PESHAWAR: Hunger in Pakistan is at emergency levels after years of conflict and floods, but funding has dwindled as new crises such as Syria grab donors' attention, the United Nations food aid chief said on Sunday.

Fighting in tribal areas bordering Afghanistan compounded problems caused by three consecutive years of floods that destroyed crops and forced millions of people to temporarily abandon their homes.

Although most have now returned, about half of Pakistan's population still does not have secure access to enough food, up from a little over a third a decade ago, the UN World Food Programme (WFP) said.

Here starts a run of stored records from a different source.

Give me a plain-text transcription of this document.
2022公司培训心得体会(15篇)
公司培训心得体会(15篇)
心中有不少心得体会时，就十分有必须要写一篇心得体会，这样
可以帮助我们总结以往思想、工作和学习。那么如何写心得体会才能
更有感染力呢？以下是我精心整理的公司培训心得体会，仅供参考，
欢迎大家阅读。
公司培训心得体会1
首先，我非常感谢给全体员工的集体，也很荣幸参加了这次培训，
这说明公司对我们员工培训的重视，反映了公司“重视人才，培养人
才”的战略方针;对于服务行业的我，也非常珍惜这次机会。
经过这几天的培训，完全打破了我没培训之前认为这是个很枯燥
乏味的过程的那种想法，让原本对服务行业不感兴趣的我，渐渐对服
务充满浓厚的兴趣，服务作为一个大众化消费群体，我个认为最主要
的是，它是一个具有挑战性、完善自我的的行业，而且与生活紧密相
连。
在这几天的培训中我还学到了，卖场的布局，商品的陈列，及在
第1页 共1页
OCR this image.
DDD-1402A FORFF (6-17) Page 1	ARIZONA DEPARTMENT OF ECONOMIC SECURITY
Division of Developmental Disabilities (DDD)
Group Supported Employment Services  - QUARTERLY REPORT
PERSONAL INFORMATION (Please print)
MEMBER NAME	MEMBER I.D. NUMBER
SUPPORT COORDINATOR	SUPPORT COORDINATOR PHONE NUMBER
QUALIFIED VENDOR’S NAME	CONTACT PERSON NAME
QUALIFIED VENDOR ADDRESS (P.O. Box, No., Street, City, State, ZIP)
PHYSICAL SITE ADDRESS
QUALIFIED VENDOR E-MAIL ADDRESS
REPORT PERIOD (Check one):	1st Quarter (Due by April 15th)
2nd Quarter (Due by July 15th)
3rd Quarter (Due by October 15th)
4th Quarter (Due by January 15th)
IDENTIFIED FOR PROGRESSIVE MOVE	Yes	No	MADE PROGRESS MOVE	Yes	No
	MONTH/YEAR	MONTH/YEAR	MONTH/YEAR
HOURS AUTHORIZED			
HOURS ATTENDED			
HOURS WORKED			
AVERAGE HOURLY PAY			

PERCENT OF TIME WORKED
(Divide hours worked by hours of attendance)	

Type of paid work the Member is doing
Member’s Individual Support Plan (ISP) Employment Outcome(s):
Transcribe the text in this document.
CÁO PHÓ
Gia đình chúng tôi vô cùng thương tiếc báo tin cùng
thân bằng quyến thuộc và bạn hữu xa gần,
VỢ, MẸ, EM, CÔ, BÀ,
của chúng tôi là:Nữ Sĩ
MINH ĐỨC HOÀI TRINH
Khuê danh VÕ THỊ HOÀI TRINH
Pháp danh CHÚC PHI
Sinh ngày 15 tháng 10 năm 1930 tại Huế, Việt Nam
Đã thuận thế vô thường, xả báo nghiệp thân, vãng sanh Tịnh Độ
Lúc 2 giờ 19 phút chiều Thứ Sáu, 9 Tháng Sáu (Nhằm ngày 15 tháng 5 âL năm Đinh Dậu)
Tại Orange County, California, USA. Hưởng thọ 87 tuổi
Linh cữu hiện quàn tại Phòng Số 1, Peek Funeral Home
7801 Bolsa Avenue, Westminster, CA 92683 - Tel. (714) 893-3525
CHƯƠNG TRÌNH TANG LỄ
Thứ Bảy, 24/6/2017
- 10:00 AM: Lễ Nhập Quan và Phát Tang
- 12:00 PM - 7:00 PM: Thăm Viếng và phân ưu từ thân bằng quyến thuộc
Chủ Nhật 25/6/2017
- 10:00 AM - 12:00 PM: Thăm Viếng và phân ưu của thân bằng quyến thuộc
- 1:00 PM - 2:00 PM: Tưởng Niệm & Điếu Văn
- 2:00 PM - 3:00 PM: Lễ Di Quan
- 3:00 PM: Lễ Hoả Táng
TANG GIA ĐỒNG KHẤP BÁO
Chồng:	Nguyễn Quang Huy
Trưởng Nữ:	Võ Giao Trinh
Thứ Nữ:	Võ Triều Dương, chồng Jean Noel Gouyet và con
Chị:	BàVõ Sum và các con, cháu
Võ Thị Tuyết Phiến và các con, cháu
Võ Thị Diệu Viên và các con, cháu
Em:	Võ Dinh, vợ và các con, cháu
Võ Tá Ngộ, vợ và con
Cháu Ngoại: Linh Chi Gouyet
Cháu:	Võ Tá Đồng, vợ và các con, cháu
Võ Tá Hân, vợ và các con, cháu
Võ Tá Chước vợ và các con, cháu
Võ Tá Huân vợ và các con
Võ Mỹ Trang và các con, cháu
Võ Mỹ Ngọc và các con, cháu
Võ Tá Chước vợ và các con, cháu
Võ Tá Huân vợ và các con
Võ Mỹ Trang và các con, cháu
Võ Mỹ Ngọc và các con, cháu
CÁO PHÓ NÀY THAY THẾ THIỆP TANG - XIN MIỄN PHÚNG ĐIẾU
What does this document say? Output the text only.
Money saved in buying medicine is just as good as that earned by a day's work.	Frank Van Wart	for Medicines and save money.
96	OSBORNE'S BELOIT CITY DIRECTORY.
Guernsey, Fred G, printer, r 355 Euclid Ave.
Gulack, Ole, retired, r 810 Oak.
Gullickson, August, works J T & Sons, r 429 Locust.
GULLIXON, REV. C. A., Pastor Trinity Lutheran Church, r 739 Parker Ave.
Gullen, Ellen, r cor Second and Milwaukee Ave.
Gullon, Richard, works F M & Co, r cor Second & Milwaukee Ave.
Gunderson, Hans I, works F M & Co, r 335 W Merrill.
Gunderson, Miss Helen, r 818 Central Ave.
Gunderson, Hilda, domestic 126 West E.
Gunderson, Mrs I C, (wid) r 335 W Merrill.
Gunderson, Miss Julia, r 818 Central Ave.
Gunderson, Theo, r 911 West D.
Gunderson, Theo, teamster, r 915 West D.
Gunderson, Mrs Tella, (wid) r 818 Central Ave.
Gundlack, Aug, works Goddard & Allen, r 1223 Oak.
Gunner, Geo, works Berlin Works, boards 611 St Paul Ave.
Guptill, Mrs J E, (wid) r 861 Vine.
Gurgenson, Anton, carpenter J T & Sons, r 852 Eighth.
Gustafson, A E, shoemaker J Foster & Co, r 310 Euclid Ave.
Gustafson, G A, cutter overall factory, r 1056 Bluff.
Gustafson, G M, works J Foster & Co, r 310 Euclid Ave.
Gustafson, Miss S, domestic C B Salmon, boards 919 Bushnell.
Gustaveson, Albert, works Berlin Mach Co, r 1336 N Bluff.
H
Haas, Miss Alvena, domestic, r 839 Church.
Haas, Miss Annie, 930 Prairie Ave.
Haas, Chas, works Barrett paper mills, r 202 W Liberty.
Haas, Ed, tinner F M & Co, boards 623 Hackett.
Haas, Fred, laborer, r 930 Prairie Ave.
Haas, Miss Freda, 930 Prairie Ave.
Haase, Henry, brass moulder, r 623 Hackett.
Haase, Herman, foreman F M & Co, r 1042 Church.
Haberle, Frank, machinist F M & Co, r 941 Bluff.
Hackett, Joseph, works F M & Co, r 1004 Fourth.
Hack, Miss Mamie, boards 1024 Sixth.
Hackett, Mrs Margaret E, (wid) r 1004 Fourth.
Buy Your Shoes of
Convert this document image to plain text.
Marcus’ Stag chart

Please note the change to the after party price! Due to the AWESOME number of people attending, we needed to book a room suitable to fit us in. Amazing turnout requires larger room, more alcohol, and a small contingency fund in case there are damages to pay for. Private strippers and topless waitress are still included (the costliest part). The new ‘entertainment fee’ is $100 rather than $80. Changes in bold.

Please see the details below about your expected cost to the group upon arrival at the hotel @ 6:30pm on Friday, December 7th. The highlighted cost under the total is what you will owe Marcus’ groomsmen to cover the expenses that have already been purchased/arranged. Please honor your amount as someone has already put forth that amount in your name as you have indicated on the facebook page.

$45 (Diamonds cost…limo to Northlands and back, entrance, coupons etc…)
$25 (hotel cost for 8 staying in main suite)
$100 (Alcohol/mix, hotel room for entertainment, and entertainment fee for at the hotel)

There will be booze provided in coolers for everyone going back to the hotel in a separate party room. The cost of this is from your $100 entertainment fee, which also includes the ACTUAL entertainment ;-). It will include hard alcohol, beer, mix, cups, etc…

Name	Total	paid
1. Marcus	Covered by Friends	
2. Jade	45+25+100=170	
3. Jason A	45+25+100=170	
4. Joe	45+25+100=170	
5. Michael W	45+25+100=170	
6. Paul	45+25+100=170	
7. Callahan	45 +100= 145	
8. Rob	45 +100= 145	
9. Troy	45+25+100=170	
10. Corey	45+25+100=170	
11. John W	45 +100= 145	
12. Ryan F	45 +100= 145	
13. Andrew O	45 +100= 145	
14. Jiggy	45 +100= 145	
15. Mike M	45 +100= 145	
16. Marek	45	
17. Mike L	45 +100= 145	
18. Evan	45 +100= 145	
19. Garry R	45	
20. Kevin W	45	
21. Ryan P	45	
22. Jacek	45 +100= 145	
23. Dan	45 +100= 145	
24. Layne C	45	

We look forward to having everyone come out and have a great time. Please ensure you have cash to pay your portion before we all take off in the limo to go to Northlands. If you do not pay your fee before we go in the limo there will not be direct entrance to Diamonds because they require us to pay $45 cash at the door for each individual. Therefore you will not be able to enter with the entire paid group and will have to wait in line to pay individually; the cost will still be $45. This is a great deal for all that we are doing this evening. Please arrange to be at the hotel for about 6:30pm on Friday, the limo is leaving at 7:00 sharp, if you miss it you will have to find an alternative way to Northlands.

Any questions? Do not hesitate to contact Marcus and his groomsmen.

Fifteen per cent of children are severely malnourished, and some 40 per cent suffer from stunted growth.

“This is an emergency situation, both from the food security side as well as from the malnutrition side,” WFP chief Ertharin Cousin told Reuters. “We need to raise the alarm.”

At a centre for treating acute malnutrition in Pakistan's Swat Valley, visited by Cousin on Sunday, a young mother called Zainab clutched her underweight 2-month-old baby and waited for a high-nutrition food ration.

“When the area was evacuated, we left our cattle and our homes, when we came back our cattle were dead and our homes were destroyed,” said Zainab, who wore a black burqa.

There is growing concern that international donors will lose interest in the unstable border areas after the withdrawal next year of US-led foreign forces from Afghanistan.

Already, Cousin said, the rising cost of the refugee crisis in Syria meant it was harder to attract funds to Pakistan.

WFP's Syria-related operations currently cost $19 million a month, and are forecast to rise as high as $42 million a month by the end of the year, putting a strain on Western donors.

North Korea is even worse hit by funding shortages, Cousin said, partly due to a drop in donations noticed at the beginning of this year, when Pyongyang threatened to launch a nuclear attack on the United States.

“We are significantly under-funded in DPRK going into this lean season, and we are very concerned about what that means,” said Cousin, who called off a visit to North Korea during the tensions in March. She said she still planned to visit.